Turkey and Qatar have thus put themselves right at the forefront of western efforts to overthrow the Syrian state. To date, however – other than an ever-growing pile of burnt Syrian corpses and a huge hole in their own finances – they have nothing to show for it.

 

In hindsight, the Turkish downing of a Russian jet in November 2015 can be seen as a last-ditch attempt to test the resolve, not of Russia, but of the west. Erdogan wanted to know whether or not the US was going to put their money where their mouth was and put some decisive muscle into the conflict. In the escalation that followed the attack, Turkey immediately put forward plans for a ‘no fly zone’ – euphemism for the sort of all-out aerial bombardment that befell Libya. But nothing came of it. That was the moment Turkey realised the west were not about to commit anything like the resources necessary to actually bring about victory.

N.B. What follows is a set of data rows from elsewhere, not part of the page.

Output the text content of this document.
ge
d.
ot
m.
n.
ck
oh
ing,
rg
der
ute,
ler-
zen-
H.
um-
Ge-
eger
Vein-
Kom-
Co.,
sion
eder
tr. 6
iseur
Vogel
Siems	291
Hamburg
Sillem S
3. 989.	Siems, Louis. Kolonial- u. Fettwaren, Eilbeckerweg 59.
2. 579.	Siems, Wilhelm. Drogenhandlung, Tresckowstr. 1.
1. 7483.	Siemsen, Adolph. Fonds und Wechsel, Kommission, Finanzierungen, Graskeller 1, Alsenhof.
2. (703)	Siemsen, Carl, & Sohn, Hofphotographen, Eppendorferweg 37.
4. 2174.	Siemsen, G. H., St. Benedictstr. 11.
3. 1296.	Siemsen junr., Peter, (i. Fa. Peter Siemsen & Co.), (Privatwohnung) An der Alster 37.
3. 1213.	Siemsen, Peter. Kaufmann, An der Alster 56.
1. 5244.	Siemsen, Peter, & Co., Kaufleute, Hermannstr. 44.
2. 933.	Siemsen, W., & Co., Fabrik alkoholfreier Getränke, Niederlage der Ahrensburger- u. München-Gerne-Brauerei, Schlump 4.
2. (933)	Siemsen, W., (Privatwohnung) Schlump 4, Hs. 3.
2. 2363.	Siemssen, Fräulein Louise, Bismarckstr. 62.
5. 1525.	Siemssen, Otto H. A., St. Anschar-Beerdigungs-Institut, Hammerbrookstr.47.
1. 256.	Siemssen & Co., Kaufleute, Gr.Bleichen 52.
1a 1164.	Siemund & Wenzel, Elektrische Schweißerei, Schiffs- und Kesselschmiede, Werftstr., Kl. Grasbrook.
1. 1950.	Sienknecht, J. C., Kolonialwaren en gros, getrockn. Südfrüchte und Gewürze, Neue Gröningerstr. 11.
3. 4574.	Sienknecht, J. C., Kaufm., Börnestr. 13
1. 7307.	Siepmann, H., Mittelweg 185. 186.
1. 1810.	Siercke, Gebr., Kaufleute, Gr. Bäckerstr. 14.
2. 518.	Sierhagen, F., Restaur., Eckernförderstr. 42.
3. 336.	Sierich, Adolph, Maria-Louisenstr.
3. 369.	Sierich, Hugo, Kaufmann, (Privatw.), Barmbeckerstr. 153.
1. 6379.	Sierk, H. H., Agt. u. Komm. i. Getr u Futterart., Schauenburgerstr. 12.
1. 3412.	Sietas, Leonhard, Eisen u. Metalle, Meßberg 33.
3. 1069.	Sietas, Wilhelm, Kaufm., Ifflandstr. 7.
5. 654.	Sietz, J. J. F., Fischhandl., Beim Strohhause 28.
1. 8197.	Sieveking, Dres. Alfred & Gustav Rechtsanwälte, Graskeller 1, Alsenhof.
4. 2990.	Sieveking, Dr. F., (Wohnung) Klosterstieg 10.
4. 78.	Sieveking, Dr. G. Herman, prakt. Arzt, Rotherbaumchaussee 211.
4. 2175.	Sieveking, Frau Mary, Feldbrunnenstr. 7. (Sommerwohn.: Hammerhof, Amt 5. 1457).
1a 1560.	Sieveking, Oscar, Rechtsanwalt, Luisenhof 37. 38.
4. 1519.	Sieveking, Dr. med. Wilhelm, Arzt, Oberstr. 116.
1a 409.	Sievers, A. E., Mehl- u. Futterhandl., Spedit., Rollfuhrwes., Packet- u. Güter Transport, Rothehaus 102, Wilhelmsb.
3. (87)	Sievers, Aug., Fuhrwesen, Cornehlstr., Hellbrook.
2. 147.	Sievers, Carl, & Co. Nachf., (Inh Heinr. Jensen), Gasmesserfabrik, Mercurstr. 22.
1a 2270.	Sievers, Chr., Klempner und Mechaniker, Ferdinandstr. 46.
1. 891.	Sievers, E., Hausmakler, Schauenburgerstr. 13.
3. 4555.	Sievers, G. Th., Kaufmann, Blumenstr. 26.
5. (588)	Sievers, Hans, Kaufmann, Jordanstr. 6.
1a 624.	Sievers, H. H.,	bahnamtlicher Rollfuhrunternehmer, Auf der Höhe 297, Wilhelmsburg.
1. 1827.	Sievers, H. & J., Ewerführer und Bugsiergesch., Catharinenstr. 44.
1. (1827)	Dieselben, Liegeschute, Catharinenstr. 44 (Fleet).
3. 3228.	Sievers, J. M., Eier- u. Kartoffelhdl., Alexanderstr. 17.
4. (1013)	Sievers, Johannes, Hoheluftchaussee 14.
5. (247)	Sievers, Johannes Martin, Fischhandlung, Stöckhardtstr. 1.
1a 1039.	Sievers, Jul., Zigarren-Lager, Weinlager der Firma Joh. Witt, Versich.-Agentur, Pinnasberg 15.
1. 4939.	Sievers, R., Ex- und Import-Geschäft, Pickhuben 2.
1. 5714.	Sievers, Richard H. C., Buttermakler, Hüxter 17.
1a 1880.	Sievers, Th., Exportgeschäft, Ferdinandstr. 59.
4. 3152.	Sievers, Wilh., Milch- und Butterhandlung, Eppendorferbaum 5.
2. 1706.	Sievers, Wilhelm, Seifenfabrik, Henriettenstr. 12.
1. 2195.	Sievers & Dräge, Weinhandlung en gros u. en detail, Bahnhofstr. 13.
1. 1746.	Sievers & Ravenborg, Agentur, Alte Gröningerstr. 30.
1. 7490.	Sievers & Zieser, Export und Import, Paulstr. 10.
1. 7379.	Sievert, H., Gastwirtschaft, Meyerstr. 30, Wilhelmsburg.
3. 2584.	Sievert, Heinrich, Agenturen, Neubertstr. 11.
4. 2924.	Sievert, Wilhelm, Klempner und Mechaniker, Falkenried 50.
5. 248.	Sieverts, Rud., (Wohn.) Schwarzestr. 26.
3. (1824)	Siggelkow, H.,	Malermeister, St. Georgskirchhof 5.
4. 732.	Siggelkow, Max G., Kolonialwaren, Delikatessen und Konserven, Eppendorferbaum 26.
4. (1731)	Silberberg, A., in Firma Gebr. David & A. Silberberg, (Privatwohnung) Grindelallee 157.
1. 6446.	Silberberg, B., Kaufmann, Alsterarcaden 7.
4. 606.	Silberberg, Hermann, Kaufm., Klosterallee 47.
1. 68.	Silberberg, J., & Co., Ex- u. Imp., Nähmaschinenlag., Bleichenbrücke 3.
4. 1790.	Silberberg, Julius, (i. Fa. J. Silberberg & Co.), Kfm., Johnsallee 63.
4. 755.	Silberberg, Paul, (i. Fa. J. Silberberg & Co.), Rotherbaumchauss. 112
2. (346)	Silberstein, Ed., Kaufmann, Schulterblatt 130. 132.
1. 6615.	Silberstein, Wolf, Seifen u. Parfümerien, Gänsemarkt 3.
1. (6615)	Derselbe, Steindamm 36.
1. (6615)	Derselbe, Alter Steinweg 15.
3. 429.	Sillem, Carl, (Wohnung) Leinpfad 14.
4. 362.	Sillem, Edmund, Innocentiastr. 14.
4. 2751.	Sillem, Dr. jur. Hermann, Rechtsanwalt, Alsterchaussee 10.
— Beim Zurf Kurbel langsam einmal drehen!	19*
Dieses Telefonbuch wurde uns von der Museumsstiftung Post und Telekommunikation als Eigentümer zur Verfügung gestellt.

Assad was here to stay. Turkey would have to deal with that. And that meant dealing with Russia. The slow realignment of Turkish foreign policy had begun. And earlier this year, with tails no doubt firmly between their legs, even Qatar re-established relations with the Syrian government.

 

So when Trump came knocking for buyers for the west’s next brilliant idea – war on Iran, beginning with a brutal economic siege  – neither Turkey nor Qatar were exactly chomping at the bit to sign up. The suggestion was even less appealing than the disastrous Syria gambit, targeting an even more important trading partner, and with even less chance of influence over some mythical future government. Qatar shares a major gas field – South Pars – with Iran, and is dependent on Iran for accessing eastern energy markets, whilst Iran is the major source of Turkish energy imports. Following Syria, neither country has much nose left to cut off, even if they had wanted to spite their own face. Trump’s merciless attack on their economies is yet another sign of the increasing US inability to bend once-pliable clients to its will. For all his bluster, it is a clear admission of weakness and failure.